Re: Separation of Variables

Quote:

Originally Posted by

**petenice** Im having trouble separating functions into the form $\displaystyle q(y)dy=p(x)dx$. It seems like they should be simple but im stuck on these. Any help would be appreciated. Thanks.

Here are two examples

$\displaystyle \frac{dy}{dx}=\frac{y^2+1}{xy+y}$

I can only get this far..

$\displaystyle ydy=\frac{y^2+1}{(x+1)}dx$

and im also having trouble with this one.

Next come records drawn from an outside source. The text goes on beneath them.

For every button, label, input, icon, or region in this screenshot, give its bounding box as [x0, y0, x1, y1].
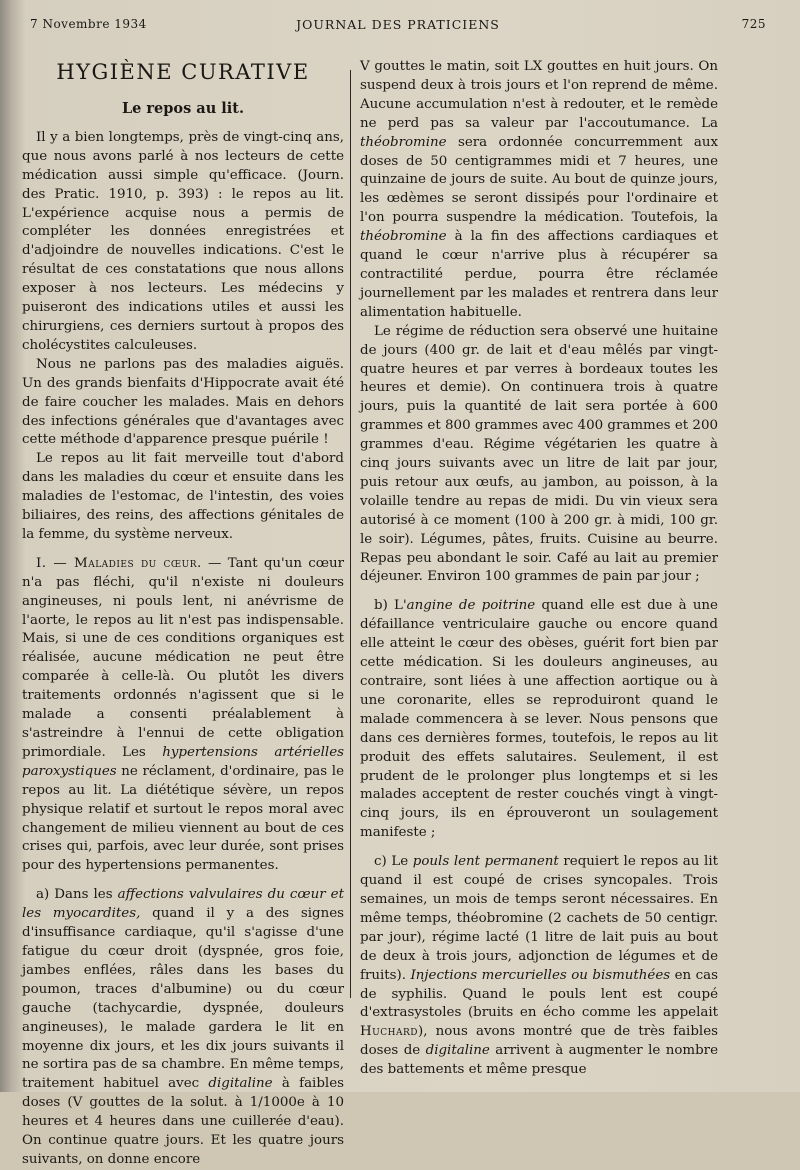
paragraph-diet: Le régime de réduction sera observé une huitaine de jours (400 gr. de lait et d'eau mêlés par vingt-quatre heures et par verres à bordeaux toutes les heures et demie). On continuera trois à quatre jours, puis la quantité de lait sera portée à 600 grammes et 800 grammes avec 400 grammes et 200 grammes d'eau. Régime végétarien les quatre à cinq jours suivants avec un litre de lait par jour, puis retour aux œufs, au jambon, au poisson, à la volaille tendre au repas de midi. Du vin vieux sera autorisé à ce moment (100 à 200 gr. à midi, 100 gr. le soir). Légumes, pâtes, fruits. Cuisine au beurre. Repas peu abondant le soir. Café au lait au premier déjeuner. Environ 100 grammes de pain par jour ;	[360, 323, 718, 585]
column-divider	[350, 70, 351, 998]
right-column	[360, 58, 718, 1080]
paragraph-indications: Le repos au lit fait merveille tout d'abord dans les maladies du cœur et ensuite dans les maladies de l'estomac, de l'intestin, des voies biliaires, des reins, des affections génitales de la femme, du système nerveux.	[22, 451, 344, 542]
issue-date: 7 Novembre 1934	[30, 17, 147, 31]
paragraph-angina: b) L'angine de poitrine quand elle est due à une défaillance ventriculaire gauche ou encore quand elle atteint le cœur des obèses, guérit fort bien par cette médication. Si les douleurs angineuses, au contraire, sont liées à une affection aortique ou à une coronarite, elles se reproduiront quand le malade commencera à se lever. Nous pensons que dans ces dernières formes, toutefois, le repos au lit produit des effets salutaires. Seulement, il est prudent de le prolonger plus longtemps et si les malades acceptent de rester couchés vingt à vingt-cinq jours, ils en éprouveront un soulagement manifeste ;	[360, 598, 718, 841]
paragraph-slow-pulse: c) Le pouls lent permanent requiert le repos au lit quand il est coupé de crises syncopales. Trois semaines, un mois de temps seront nécessaires. En même temps, théobromine (2 cachets de 50 centigr. par jour), régime lacté (1 litre de lait puis au bout de deux à trois jours, adjonction de légumes et de fruits). Injections mercurielles ou bismuthées en cas de syphilis. Quand le pouls lent est coupé d'extrasystoles (bruits en écho comme les appelait Huchard), nous avons montré que de très faibles doses de digitaline arrivent à augmenter le nombre des battements et même presque	[360, 854, 719, 1078]
page-number: 725	[741, 17, 766, 31]
paragraph-heart-diseases: I. — Maladies du cœur. — Tant qu'un cœur n'a pas fléchi, qu'il n'existe ni douleurs angineuses, ni pouls lent, ni anévrisme de l'aorte, le repos au lit n'est pas indispensable. Mais, si une de ces conditions organiques est réalisée, aucune médication ne peut être comparée à celle-là. Ou plutôt les divers traitements ordonnés n'agissent que si le malade a consenti préalablement à s'astreindre à l'ennui de cette obligation primordiale. Les hypertensions artérielles paroxystiques ne réclament, d'ordinaire, pas le repos au lit. La diététique sévère, un repos physique relatif et surtout le repos moral avec changement de milieu viennent au bout de ces crises qui, parfois, avec leur durée, sont prises pour des hypertensions permanentes.	[22, 555, 345, 874]
section-title: HYGIÈNE CURATIVE	[56, 60, 310, 84]
paragraph-valvular: a) Dans les affections valvulaires du cœur et les myocardites, quand il y a des signes d'insuffisance cardiaque, qu'il s'agisse d'une fatigue du cœur droit (dyspnée, gros foie, jambes enflées, râles dans les bases du poumon, traces d'albumine) ou du cœur gauche (tachycardie, dyspnée, douleurs angineuses), le malade gardera le lit en moyenne dix jours, et les dix jours suivants il ne sortira pas de sa chambre. En même temps, traitement habituel avec digitaline à faibles doses (V gouttes de la solut. à 1/1000e à 10 heures et 4 heures dans une cuillerée d'eau). On continue quatre jours. Et les quatre jours suivants, on donne encore	[22, 887, 344, 1167]
journal-title: JOURNAL DES PRATICIENS	[296, 17, 500, 32]
article-title: Le repos au lit.	[121, 100, 245, 117]
running-header	[30, 17, 766, 35]
heading-heart-diseases: I. — Maladies du cœur.	[36, 555, 202, 571]
left-column	[22, 48, 344, 1170]
paragraph-theobromine: V gouttes le matin, soit LX gouttes en huit jours. On suspend deux à trois jours et l'on reprend de même. Aucune accumulation n'est à redouter, et le remède ne perd pas sa valeur par l'accoutumance. La théobromine sera ordonnée concurremment aux doses de 50 centigrammes midi et 7 heures, une quinzaine de jours de suite. Au bout de quinze jours, les œdèmes se seront dissipés pour l'ordinaire et l'on pourra suspendre la médication. Toutefois, la théobromine à la fin des affections cardiaques et quand le cœur n'arrive plus à récupérer sa contractilité perdue, pourra être réclamée journellement par les malades et rentrera dans leur alimentation habituelle.	[360, 59, 718, 320]
paragraph-acute: Nous ne parlons pas des maladies aiguës. Un des grands bienfaits d'Hippocrate avait été de faire coucher les malades. Mais en dehors des infections générales que d'avantages avec cette méthode d'apparence presque puérile !	[22, 356, 344, 448]
paragraph-intro: Il y a bien longtemps, près de vingt-cinq ans, que nous avons parlé à nos lecteurs de cette médication aussi simple qu'efficace. (Journ. des Pratic. 1910, p. 393) : le repos au lit. L'expérience acquise nous a permis de compléter les données enregistrées et d'adjoindre de nouvelles indications. C'est le résultat de ces constatations que nous allons exposer à nos lecteurs. Les médecins y puiseront des indications utiles et aussi les chirurgiens, ces derniers surtout à propos des cholécystites calculeuses.	[22, 129, 344, 353]
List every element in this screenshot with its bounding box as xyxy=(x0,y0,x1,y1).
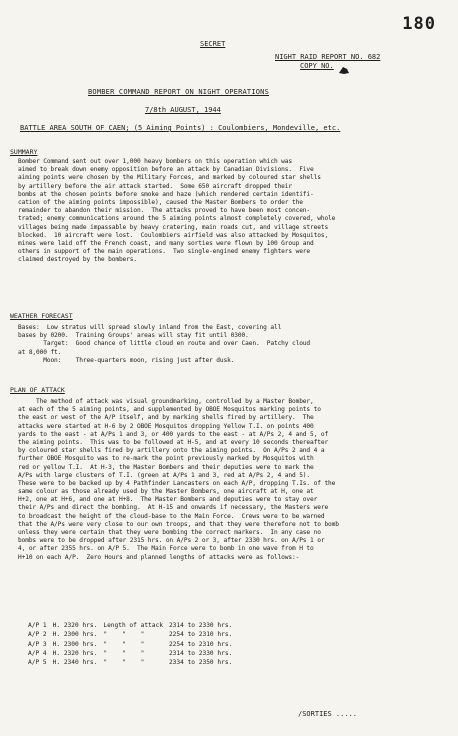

$\displaystyle \frac{dy}{dx}=xy^2-x-y^2+1$

$\displaystyle y\;dy=\frac{y^2+1}{x+1}dx \Rightarrow$

$\displaystyle \frac{y\; dy}{y^2+1}=\frac{dx}{x+1}$

for the second one

$\displaystyle \frac{dy}{dx}=xy^2-x-y^2+1 \Rightarrow$

$\displaystyle \frac{dy}{dx}=y^2(x-1)-(x-1)=(y^2-1)(x-1) \Rightarrow$

$\displaystyle \frac{dy}{y^2-1}=(x-1)\;dx$

Re: Separation of Variables

Quote:

Originally Posted by

**petenice** I can only get this far..

$\displaystyle ydy=\frac{y^2+1}{(x+1)}dx$

Divide both sides by $\displaystyle y^2+1$.

Quote:

Originally Posted by

**petenice** $\displaystyle \frac{dy}{dx}=xy^2-x-y^2+1$

$\displaystyle xy^2-x-y^2+1 = x(y^2-1)-(y^2-1) = (x-1)(y^2-1)$

Romsek beat me to it.

Re: Separation of Variables

I see. Yep i figured it was something simple, i just felt i was making up stuff at some point. Too tired to think straight. Thank you so much guys.